Nandi

Personal information
- Full name: Álvaro Hernández de Miguel
- Date of birth: 9 August 1990 (age 35)
- Place of birth: Soria, Spain
- Height: 1.87 m (6 ft 2 in)
- Position: Centre back

Team information
- Current team: Internacional de Madrid
- Number: 4

Youth career
- Numancia

Senior career*
- Years: Team / Apps / (Gls)
- 2008–2011: Numancia B / 101 / (3)
- 2008–2011: Numancia / 5 / (1)
- 2011–2012: Murcia B / 34 / (0)
- 2012–2017: Tudelano / 122 / (5)
- 2017–2018: SS Reyes / 23 / (1)
- 2018–2020: Talavera / 49 / (1)
- 2020–: Internacional de Madrid / 2 / (0)

= Nandi (footballer) =

Spanish footballer

Álvaro Hernández de Miguel (born 9 August 1990), commonly known as Nandi, is a Spanish footballer who plays for Internacional de Madrid as a central defender.

==Football career==
Born in Soria, Castile and León, Nandi finished his graduation with CD Numancia's youth setup, and made his senior debuts with the reserves in the 2007–08 season in the Tercera División.
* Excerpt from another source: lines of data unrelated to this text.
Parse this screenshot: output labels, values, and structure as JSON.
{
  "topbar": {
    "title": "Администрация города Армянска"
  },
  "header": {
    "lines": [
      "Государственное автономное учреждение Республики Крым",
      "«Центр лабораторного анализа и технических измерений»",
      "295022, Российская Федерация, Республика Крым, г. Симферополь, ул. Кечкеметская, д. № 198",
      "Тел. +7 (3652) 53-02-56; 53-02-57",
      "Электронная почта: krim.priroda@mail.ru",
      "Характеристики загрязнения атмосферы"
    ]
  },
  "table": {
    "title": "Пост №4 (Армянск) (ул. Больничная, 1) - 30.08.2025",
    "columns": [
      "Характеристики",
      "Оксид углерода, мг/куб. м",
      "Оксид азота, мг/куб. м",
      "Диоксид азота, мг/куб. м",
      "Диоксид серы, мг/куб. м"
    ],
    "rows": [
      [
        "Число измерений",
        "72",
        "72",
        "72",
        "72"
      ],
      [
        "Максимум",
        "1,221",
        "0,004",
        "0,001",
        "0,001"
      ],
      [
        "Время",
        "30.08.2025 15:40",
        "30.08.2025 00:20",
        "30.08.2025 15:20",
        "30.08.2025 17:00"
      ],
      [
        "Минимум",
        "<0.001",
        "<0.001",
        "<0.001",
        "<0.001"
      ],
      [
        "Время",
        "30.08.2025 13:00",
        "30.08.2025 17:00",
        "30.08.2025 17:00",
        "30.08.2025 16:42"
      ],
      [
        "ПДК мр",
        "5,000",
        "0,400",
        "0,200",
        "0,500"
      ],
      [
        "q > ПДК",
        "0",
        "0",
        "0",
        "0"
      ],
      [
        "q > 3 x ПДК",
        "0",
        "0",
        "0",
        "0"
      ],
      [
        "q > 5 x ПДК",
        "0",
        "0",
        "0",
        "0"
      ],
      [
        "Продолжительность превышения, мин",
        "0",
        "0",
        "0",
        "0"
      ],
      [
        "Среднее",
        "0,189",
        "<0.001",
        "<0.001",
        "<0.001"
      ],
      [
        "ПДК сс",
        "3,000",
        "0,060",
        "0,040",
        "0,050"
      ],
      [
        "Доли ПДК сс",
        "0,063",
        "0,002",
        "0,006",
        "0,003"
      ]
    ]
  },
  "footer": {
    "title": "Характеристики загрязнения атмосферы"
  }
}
On 14 June 2008, while still a junior, he made his first-team debut, starting in a 2–2 home draw against Polideportivo Ejido, in the Segunda División.

On 12 November Nandi appeared with the main squad in a 0–2 away loss against Sporting de Gijón, playing the last eight minutes in the season's Copa del Rey. On 19 June 2010 he scored his first professional goal, but in a 2–4 away loss against Cádiz CF.

In July 2011 Nandi signed with another reserve team, Real Murcia Imperial, also in the fourth level. A season later he joined Segunda División B side CD Tudelano.